What’s striking about Sebisaho is just how broad and inclusive his vision is. In building his hospital and outreach program on Idjwi, he hasn’t just been treating disease and helping to reduce frightening infant and maternal mortality rates. He’s introduced satellite broadband to the island and – in the story he tells – transformed the society there itself.

When he returned, Sebisaho says, Idjwi was a highly traditional place. Women were excluded from most decision making and the indigenous Mbuti population, who Sebisaho describes as a Pygmy tribe, was essentially enslaved as agricultural workers who were bought and sold with tracts of land. Their status was so low, Sebisaho says, that they couldn’t even be arrested.

According to Sebisaho, Idjwi has one of the lowest life expectancies in the world – just 25 years. The Mbuti’s is even less.

Even before the hospital project began, Sebisaho decided that levelling Idjwi’s society and empowering the excluded would be essential for the future of the island. When the men of the community came to help build the first of the health centre’s buildings, Sebisaho convinced them that they should allow the women to work on the site as well.

“I told them that in order for the project to continue, women had to be part of it,” Sebisaho says, “I took the advice of the women… and bought gallons of the local beer to share with them first, so they were more likely to agree.”

As a result, the hospital was built faster than planned. Then it was the turn of the Mbuti.

“As the only trained doctor in the area,” Sebisaho explains, “I made it clear that the indigenous people would be treated for free and they would be seen by doctors and nurses. Anyone who refused to treat them wouldn’t be paid.”

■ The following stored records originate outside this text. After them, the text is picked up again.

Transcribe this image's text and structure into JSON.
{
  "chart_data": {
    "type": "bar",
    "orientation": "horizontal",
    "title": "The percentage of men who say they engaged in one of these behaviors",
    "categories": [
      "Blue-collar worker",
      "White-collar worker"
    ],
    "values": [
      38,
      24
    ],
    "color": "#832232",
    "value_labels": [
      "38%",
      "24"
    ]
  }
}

Laying down the law wasn’t popular, but the mutual benefits of inclusiveness soon became clear. Soon after it was opened, the hospital was threatened with closure because of the malaria risk to patients from a nearby sugar cane grove. Sebisaho mentioned the problem to one of his Mbutu patients. The next day, the entire crop was cleared thanks to massive effort by the Mbutu.

The first clinic in the Amani Global Works project opened in 2010, and has treated around 100 patients every day. It’s also been a centre for training local healthworkers and managing outreach programs for school nutrition and  . Over the last two years, a network of clinics has been developed around the island and the main centre expanded to include new buildings, an electrical supply provided by solar panel and a satellite broadband link – the first on the island. Ultimately, the goal is to treat 50 000 people a year.

Most of all, though, it’s been a focus for a community to rally behind and Sebisaho’s TEDx presentation was a paean to the people who have changed and accelerated his work through their creativity.

“When we think of creativity,” says Sebisaho, “We think of Da Vinci, Picasso, Einstein, Steve Jobs… We Africans are lucky. We have lots of cretive minds focussing efforts here to change the world, to make Africa a great place… Maybe we do need great minds and charities, but we need to empowr our own creative people. When people are empowered there are no limits.”